Where defaults are concentrating
The trouble is concentrated in two segments. First, the unsecured, ticket-size-under-Rs-5-lakh business loans that several fintechs scaled aggressively in 2024-2025. The loss rates here are running well above original modelling assumptions - some platforms are reporting 90+ DPD in the high single digits, which makes the unit economics very challenging at the rates they’re charging.
Second, the supply-chain finance segments tied to specific anchor corporates have shown clustered stress when the anchor’s sector turns. A few prominent platforms with concentration in particular industries learned this the hard way through 2025.
The lower-risk segments - secured MSME term loans, GST-data-driven cash flow lending against established businesses, and trade finance with insurance wraps - have performed broadly in line with expectations. The market is bifurcating.
Regulatory signals
The RBI has been clear in its quarterly commentary that it expects digital lending platforms to operate with the same prudential discipline as bank lenders, even when they’re operating as agents or co-lending partners rather than principals. The default-loss-guarantee structure that some platforms used to push portfolio risk back onto originators has been tightened. First-loss positions are now disclosed and treated as on-balance-sheet exposure for capital purposes.

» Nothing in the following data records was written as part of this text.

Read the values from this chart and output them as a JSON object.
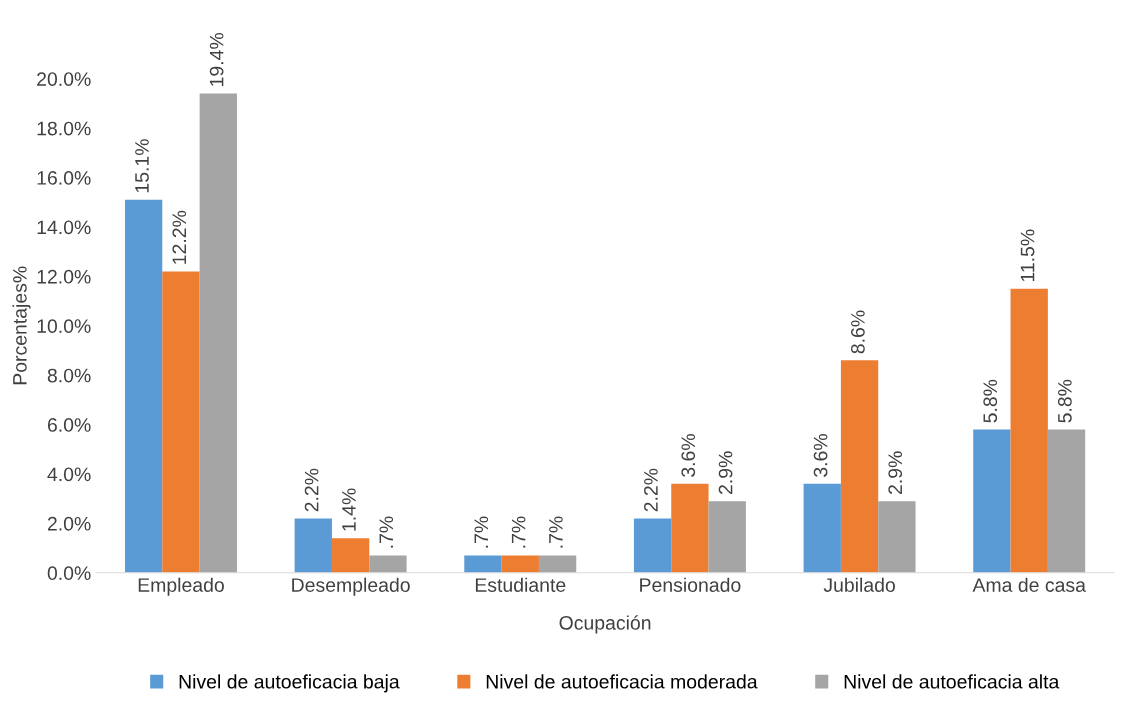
{
  "chart_data": {
    "type": "bar",
    "categories": [
      "Empleado",
      "Desempleado",
      "Estudiante",
      "Pensionado",
      "Jubilado",
      "Ama de casa"
    ],
    "series": [
      {
        "name": "Nivel de autoeficacia baja",
        "color": "#5b9bd5",
        "values": [
          15.1,
          2.2,
          0.7,
          2.2,
          3.6,
          5.8
        ],
        "value_labels": [
          "15.1%",
          "2.2%",
          ".7%",
          "2.2%",
          "3.6%",
          "5.8%"
        ]
      },
      {
        "name": "Nivel de autoeficacia moderada",
        "color": "#ed7d31",
        "values": [
          12.2,
          1.4,
          0.7,
          3.6,
          8.6,
          11.5
        ],
        "value_labels": [
          "12.2%",
          "1.4%",
          ".7%",
          "3.6%",
          "8.6%",
          "11.5%"
        ]
      },
      {
        "name": "Nivel de autoeficacia alta",
        "color": "#a5a5a5",
        "values": [
          19.4,
          0.7,
          0.7,
          2.9,
          2.9,
          5.8
        ],
        "value_labels": [
          "19.4%",
          ".7%",
          ".7%",
          "2.9%",
          "2.9%",
          "5.8%"
        ]
      }
    ],
    "xlabel": "Ocupación",
    "ylabel": "Porcentajes%",
    "ylim": [
      0,
      20
    ],
    "yticks": [
      {
        "value": 0,
        "label": "0.0%"
      },
      {
        "value": 2,
        "label": "2.0%"
      },
      {
        "value": 4,
        "label": "4.0%"
      },
      {
        "value": 6,
        "label": "6.0%"
      },
      {
        "value": 8,
        "label": "8.0%"
      },
      {
        "value": 10,
        "label": "10.0%"
      },
      {
        "value": 12,
        "label": "12.0%"
      },
      {
        "value": 14,
        "label": "14.0%"
      },
      {
        "value": 16,
        "label": "16.0%"
      },
      {
        "value": 18,
        "label": "18.0%"
      },
      {
        "value": 20,
        "label": "20.0%"
      }
    ],
    "grid": false,
    "legend": "bottom"
  }
}
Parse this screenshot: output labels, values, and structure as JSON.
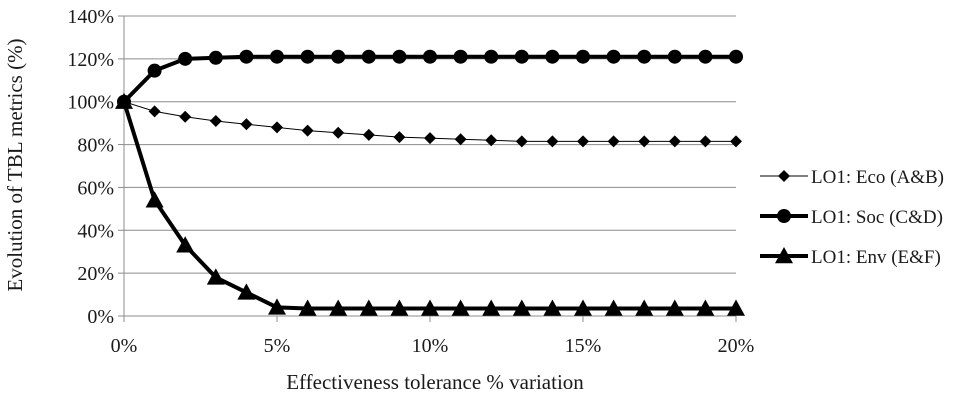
{
  "chart_data": {
    "type": "line",
    "xlabel": "Effectiveness tolerance % variation",
    "ylabel": "Evolution of TBL metrics (%)",
    "xlim": [
      0,
      20
    ],
    "ylim": [
      0,
      140
    ],
    "x_ticks": [
      "0%",
      "5%",
      "10%",
      "15%",
      "20%"
    ],
    "x_tick_values": [
      0,
      5,
      10,
      15,
      20
    ],
    "y_ticks": [
      "0%",
      "20%",
      "40%",
      "60%",
      "80%",
      "100%",
      "120%",
      "140%"
    ],
    "y_tick_values": [
      0,
      20,
      40,
      60,
      80,
      100,
      120,
      140
    ],
    "grid": "horizontal",
    "legend_position": "right",
    "x": [
      0,
      1,
      2,
      3,
      4,
      5,
      6,
      7,
      8,
      9,
      10,
      11,
      12,
      13,
      14,
      15,
      16,
      17,
      18,
      19,
      20
    ],
    "series": [
      {
        "name": "LO1: Eco (A&B)",
        "marker": "diamond",
        "line": "thin",
        "color": "#000000",
        "values": [
          100,
          95.5,
          93,
          91,
          89.5,
          88,
          86.5,
          85.5,
          84.5,
          83.5,
          83,
          82.5,
          82,
          81.5,
          81.5,
          81.5,
          81.5,
          81.5,
          81.5,
          81.5,
          81.5
        ]
      },
      {
        "name": "LO1: Soc (C&D)",
        "marker": "circle",
        "line": "thick",
        "color": "#000000",
        "values": [
          100,
          114.5,
          120,
          120.5,
          121,
          121,
          121,
          121,
          121,
          121,
          121,
          121,
          121,
          121,
          121,
          121,
          121,
          121,
          121,
          121,
          121
        ]
      },
      {
        "name": "LO1: Env (E&F)",
        "marker": "triangle",
        "line": "thick",
        "color": "#000000",
        "values": [
          100,
          54,
          33,
          18,
          11,
          4,
          3.5,
          3.5,
          3.5,
          3.5,
          3.5,
          3.5,
          3.5,
          3.5,
          3.5,
          3.5,
          3.5,
          3.5,
          3.5,
          3.5,
          3.5
        ]
      }
    ]
  }
}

This has changed the economics of platform lending in ways that aren’t fully reflected in published unit economics yet. Several fintechs that grew rapidly under looser interpretations of the rules are now sitting on portfolios that look less attractive once the capital treatment is applied.
The recent guidance on co-lending arrangements has also tightened the requirements around credit decisioning ownership. Platforms that pitched themselves as origination engines for bank balance sheets have to demonstrate genuine credit assessment capability or step back to a pure marketing role.
Where AI is helping and where it isn’t
The conversation about AI in MSME underwriting has matured. Three years ago every pitch deck had a slide about machine learning models that would unlock new credit pools. The reality has been more measured.
AI is genuinely useful for two things in the MSME space - early-warning signal detection on existing portfolios, and automating the document collection and verification workflow. Both produce real cost savings. AI is less useful, in practice, for substituting hard credit data with alternative signals when underwriting genuinely thin-file applicants. The models that promised this haven’t held up well in default cycles.
The platforms doing serious AI work tend to partner with specialist consultancies for the harder modelling and infrastructure pieces. There’s a small but growing ecosystem of Asia-Pacific AI specialists serving Indian financial services, alongside the larger global players.
The 2026-2027 outlook
Three things to watch over the next eighteen months. First, the consolidation among the smaller fintech lenders is going to accelerate as funding markets stay disciplined and unit economics on unsecured MSME lending stay stressed. Expect at least a dozen meaningful acquisitions or wind-downs by year-end.
Second, the larger platforms with GST-data-driven underwriting at scale are likely to expand into adjacent products - working capital, invoice finance, and embedded credit within ERP platforms. The unit economics here are better.
Third, the regulator’s posture matters more than market dynamics for the next phase. If the current tightening continues, the platforms that survive will be smaller in number, larger in average size, and tightly integrated with bank balance sheets. That’s broadly a healthy direction, even if it’s uncomfortable for the current crop of mid-tier players.